The magic of finding a book shop is often not just the stock within, ripe for exploring, but the evident care and love that has gone into the whole venture. Bibliophiles are often by the very nature of their passion a quiet bunch, so to feel in the company of others is a chance to feel amongst friends, both in the staff and the volumes that fill the shelves.

Stepping into the small yet homely Gladstone Books in the centre of Southwell is exactly that. Located just off the main road running close by the staggeringly beautiful Minster, it is a place you instantly know you can get lost in. I’m here not to meet the books, however, but to meet the owner, an avuncular man by the name of Ben Mepham, who warmly welcomes me when I visit the town.

Ben is a retired professor, but not, as you might expect, in English or the humanities. Rather, he comes from a scientific background, but moved into the field of bioethics mid-career. The youngest of three children of elderly parents he was brought up in 1940s industrial South Wales,  a fact betrayed by the gentle rolling lilt in his voice. After experiencing a disruptive education (attending three grammar schools because of family moves), he graduated in physiology at University College London, before pursuing doctoral research at Cambridge and then becoming a lecturer at Nottingham University – where in 1993 he established the ( still-thriving), Centre for Applied Bioethics.

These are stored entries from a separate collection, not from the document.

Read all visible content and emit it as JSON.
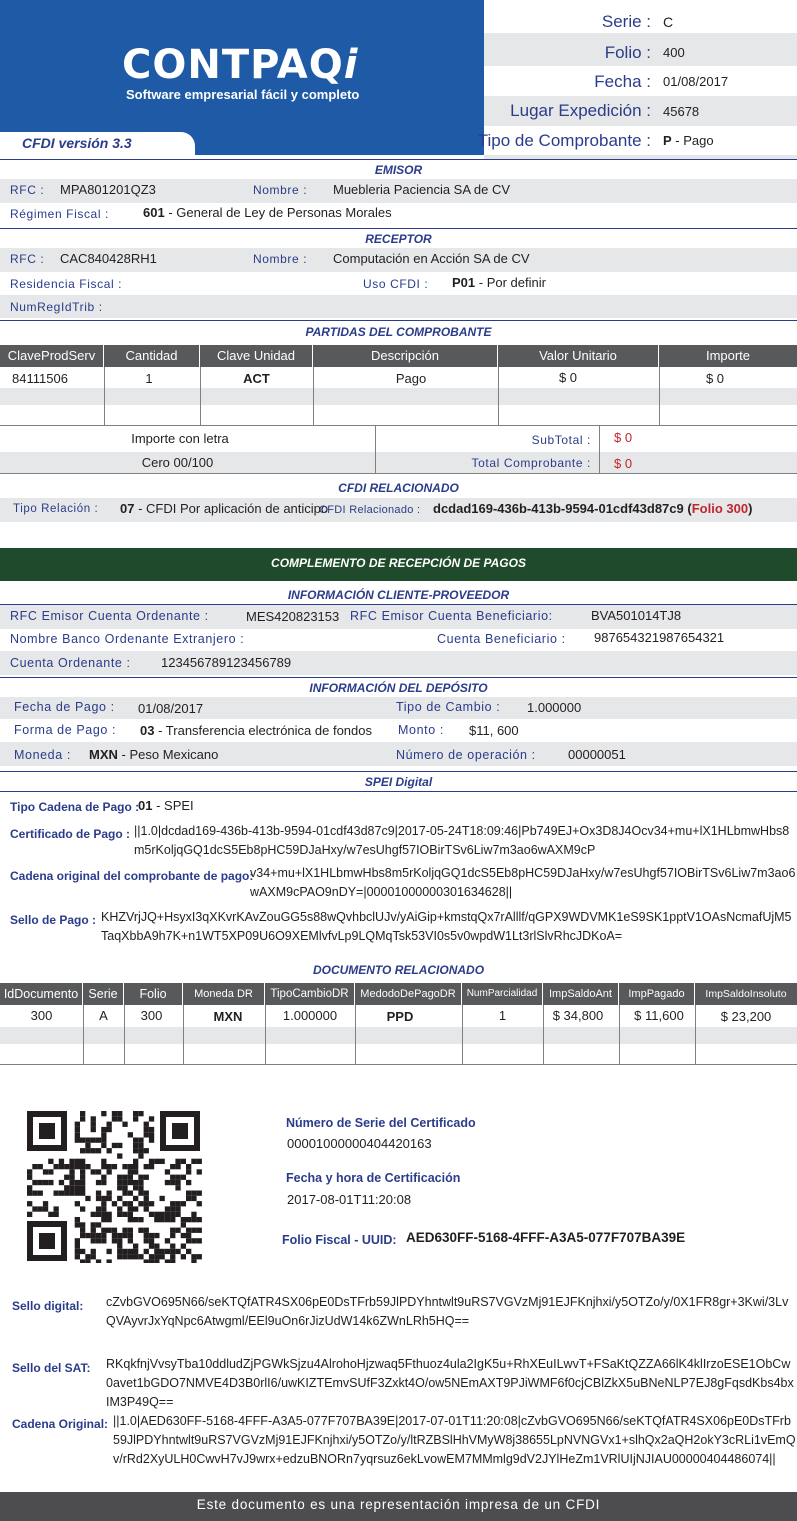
{
  "header": {
    "brand": "CONTPAQ",
    "brand_i": "i",
    "tagline": "Software empresarial fácil y completo",
    "cfdi_version": "CFDI versión 3.3",
    "serie_label": "Serie :",
    "serie_value": "C",
    "folio_label": "Folio :",
    "folio_value": "400",
    "fecha_label": "Fecha :",
    "fecha_value": "01/08/2017",
    "lugar_label": "Lugar Expedición :",
    "lugar_value": "45678",
    "tipo_label": "Tipo de Comprobante :",
    "tipo_code": "P",
    "tipo_value": "- Pago",
    "colors": {
      "blue": "#1f5aa6",
      "navy": "#2b3c8a",
      "green": "#1f4a2b",
      "red": "#c0262f"
    }
  },
  "emisor": {
    "title": "EMISOR",
    "rfc_label": "RFC :",
    "rfc_value": "MPA801201QZ3",
    "nombre_label": "Nombre :",
    "nombre_value": "Muebleria Paciencia SA de CV",
    "regimen_label": "Régimen Fiscal :",
    "regimen_code": "601",
    "regimen_value": "- General de Ley de Personas Morales"
  },
  "receptor": {
    "title": "RECEPTOR",
    "rfc_label": "RFC :",
    "rfc_value": "CAC840428RH1",
    "nombre_label": "Nombre :",
    "nombre_value": "Computación en Acción SA de CV",
    "residencia_label": "Residencia Fiscal :",
    "uso_label": "Uso CFDI :",
    "uso_code": "P01",
    "uso_value": "- Por definir",
    "numreg_label": "NumRegIdTrib :"
  },
  "partidas": {
    "title": "PARTIDAS DEL COMPROBANTE",
    "headers": [
      "ClaveProdServ",
      "Cantidad",
      "Clave Unidad",
      "Descripción",
      "Valor Unitario",
      "Importe"
    ],
    "row": [
      "84111506",
      "1",
      "ACT",
      "Pago",
      "$ 0",
      "$ 0"
    ],
    "importe_letra_label": "Importe con letra",
    "importe_letra_value": "Cero 00/100",
    "subtotal_label": "SubTotal :",
    "subtotal_value": "$ 0",
    "total_label": "Total Comprobante :",
    "total_value": "$ 0"
  },
  "relacionado": {
    "title": "CFDI RELACIONADO",
    "tipo_label": "Tipo Relación :",
    "tipo_code": "07",
    "tipo_value": "- CFDI Por aplicación de anticipo",
    "cfdi_label": "CFDI Relacionado :",
    "cfdi_value": "dcdad169-436b-413b-9594-01cdf43d87c9",
    "folio_open": "(",
    "folio_ref": "Folio 300",
    "folio_close": ")"
  },
  "complemento": {
    "title": "COMPLEMENTO DE RECEPCIÓN DE PAGOS"
  },
  "cliente_proveedor": {
    "title": "INFORMACIÓN CLIENTE-PROVEEDOR",
    "rfc_ord_label": "RFC Emisor Cuenta Ordenante :",
    "rfc_ord_value": "MES420823153",
    "rfc_ben_label": "RFC Emisor Cuenta Beneficiario:",
    "rfc_ben_value": "BVA501014TJ8",
    "banco_label": "Nombre Banco Ordenante Extranjero :",
    "cuenta_ben_label": "Cuenta Beneficiario :",
    "cuenta_ben_value": "987654321987654321",
    "cuenta_ord_label": "Cuenta Ordenante :",
    "cuenta_ord_value": "123456789123456789"
  },
  "deposito": {
    "title": "INFORMACIÓN DEL DEPÓSITO",
    "fecha_label": "Fecha de Pago :",
    "fecha_value": "01/08/2017",
    "tipo_cambio_label": "Tipo de Cambio :",
    "tipo_cambio_value": "1.000000",
    "forma_label": "Forma de Pago :",
    "forma_code": "03",
    "forma_value": "- Transferencia electrónica de fondos",
    "monto_label": "Monto :",
    "monto_value": "$11, 600",
    "moneda_label": "Moneda :",
    "moneda_code": "MXN",
    "moneda_value": "-  Peso Mexicano",
    "operacion_label": "Número de operación :",
    "operacion_value": "00000051"
  },
  "spei": {
    "title": "SPEI Digital",
    "tipo_cadena_label": "Tipo Cadena de Pago :",
    "tipo_cadena_code": "01",
    "tipo_cadena_value": "- SPEI",
    "certificado_label": "Certificado de Pago :",
    "certificado_value": "||1.0|dcdad169-436b-413b-9594-01cdf43d87c9|2017-05-24T18:09:46|Pb749EJ+Ox3D8J4Ocv34+mu+lX1HLbmwHbs8m5rKoljqGQ1dcS5Eb8pHC59DJaHxy/w7esUhgf57IOBirTSv6Liw7m3ao6wAXM9cP",
    "cadena_label": "Cadena original del comprobante de pago:",
    "cadena_value": "v34+mu+lX1HLbmwHbs8m5rKoljqGQ1dcS5Eb8pHC59DJaHxy/w7esUhgf57IOBirTSv6Liw7m3ao6wAXM9cPAO9nDY=|00001000000301634628||",
    "sello_label": "Sello de Pago :",
    "sello_value": "KHZVrjJQ+HsyxI3qXKvrKAvZouGG5s88wQvhbclUJv/yAiGip+kmstqQx7rAlllf/qGPX9WDVMK1eS9SK1pptV1OAsNcmafUjM5TaqXbbA9h7K+n1WT5XP09U6O9XEMlvfvLp9LQMqTsk53VI0s5v0wpdW1Lt3rlSlvRhcJDKoA="
  },
  "doc_relacionado": {
    "title": "DOCUMENTO RELACIONADO",
    "headers": [
      "IdDocumento",
      "Serie",
      "Folio",
      "Moneda DR",
      "TipoCambioDR",
      "MedodoDePagoDR",
      "NumParcialidad",
      "ImpSaldoAnt",
      "ImpPagado",
      "ImpSaldoInsoluto"
    ],
    "row": [
      "300",
      "A",
      "300",
      "MXN",
      "1.000000",
      "PPD",
      "1",
      "$ 34,800",
      "$ 11,600",
      "$ 23,200"
    ]
  },
  "timbre": {
    "serie_cert_label": "Número de Serie del Certificado",
    "serie_cert_value": "00001000000404420163",
    "fecha_cert_label": "Fecha y hora de Certificación",
    "fecha_cert_value": "2017-08-01T11:20:08",
    "uuid_label": "Folio  Fiscal  - UUID:",
    "uuid_value": "AED630FF-5168-4FFF-A3A5-077F707BA39E",
    "sello_digital_label": "Sello digital:",
    "sello_digital_value": "cZvbGVO695N66/seKTQfATR4SX06pE0DsTFrb59JlPDYhntwlt9uRS7VGVzMj91EJFKnjhxi/y5OTZo/y/0X1FR8gr+3Kwi/3LvQVAyvrJxYqNpc6Atwgml/EEl9uOn6rJizUdW14k6ZWnLRh5HQ==",
    "sello_sat_label": "Sello del SAT:",
    "sello_sat_value": "RKqkfnjVvsyTba10ddludZjPGWkSjzu4AlrohoHjzwaq5Fthuoz4ula2IgK5u+RhXEuILwvT+FSaKtQZZA66lK4klIrzoESE1ObCw0avet1bGDO7NMVE4D3B0rlI6/uwKIZTEmvSUfF3Zxkt4O/ow5NEmAXT9PJiWMF6f0cjCBlZkX5uBNeNLP7EJ8gFqsdKbs4bxIM3P49Q==",
    "cadena_label": "Cadena Original:",
    "cadena_value": "||1.0|AED630FF-5168-4FFF-A3A5-077F707BA39E|2017-07-01T11:20:08|cZvbGVO695N66/seKTQfATR4SX06pE0DsTFrb59JlPDYhntwlt9uRS7VGVzMj91EJFKnjhxi/y5OTZo/y/ltRZBSlHhVMyW8j38655LpNVNGVx1+slhQx2aQH2okY3cRLi1vEmQv/rRd2XyULH0CwvH7vJ9wrx+edzuBNORn7yqrsuz6ekLvowEM7MMmlg9dV2JYlHeZm1VRlUIjNJIAU00000404486074||"
  },
  "footer": {
    "text": "Este documento es una representación impresa de un CFDI"
  }
}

Yet a relentless autodidactic itch led him to develop hinterlands every bit as rich as his actual field of expertise, all fuelled by an insatiable appetite for reading. He suggests that his breadth of interests was influenced by the fact that while an undergraduate he lived for three years in the contrasting academic environment of a Hampstead theological college, where he honed the debating skills which are often apparent during conversations.

But he retains an interest in science (evident in his election as a Fellow of the Royal Society of Biology), and demonstrated by his appointment as the Founding Director of the Food Ethics Council, an NGO that he describes as adopting a ‘green of centre’ stance in seeking to influence political decisions related to food production, marketing and consumption. He was a member of the Government’s Biotechnology Commission, and has written several books on bioethical concerns. His enduring passion for books is reflected in a large personal library assembled over a period of 55 years.

He started Gladstone Books in Newark in 2001, named after four-times Prime Minsiter William Gladstone, who first entered parliament as MP for Newark: a great bibliophile himself. Around 2005, after retirement from the University, Ben moved his book business to Lincoln, and 10 years later to Southwell, where he lives.

 His collection of books in the shop is a pleasantly esoteric and mildly eccentric medley of classical fiction, poetry, philosophy, history, science and anything else that he finds interesting and thinks others might too. This is the art of the bookseller: to be perpetually fascinated, an eternal enthusiast. Genres, classifications and pigeon holes must be eschewed for the simple criterion: is it a good read? As I flit from one book to another, I find myself mentally stocking my own shelves.

This is the art of the bookseller: to be perpetually fascinated, an eternal enthusiast.
Ben Mepham in Gladstone Books

When I point out books I like – and there are many – Ben will have a story behind it, a particular fascination he will cheerfully relate as if talking about a close friend or family member. This is never in a preachy, condescending manner, but that of the true enthusiast who is delighted to share his interests with you. I feel I could stay here all day, and wish I had a slightly fatter wallet than I do (though the books are great value). I eventually settle for the authoritative but entertaining ‘Nottingham: A History’, a mint condition first edition written by that other insatiable bibliophile, Geoffrey Trease.

But Ben has promised to show me the town, particularly the Minster. Here, he brings the place to life with his stories and observations, telling tales of Cromwellian vandals, leaf-carving stonemasons and anything else that crosses his restlessly fascinated mind. After my last visit to the great church 35 years ago, towed along grudgingly by parents, I find the infectious joy of an enthusiast proves to be a much finer way to see the vast building. 

As with churches, so with bookshops. Those secular temples to the intellect haven’t had an easy time of it as Amazon gobbles up trade. The saying ‘Amazon is where you find the book you want, bookshops are where you find the book you didn’t know you wanted’ holds true here and with people like Ben at their helm are as irreplaceable and cherishable as any intricately carved chapterhouse or stained glass windows. If you’re in Southwell, and find the cavernous cathedral becomes too much, seek solace and enjoy a more personal fascination both on the shelves and with the man who curates them.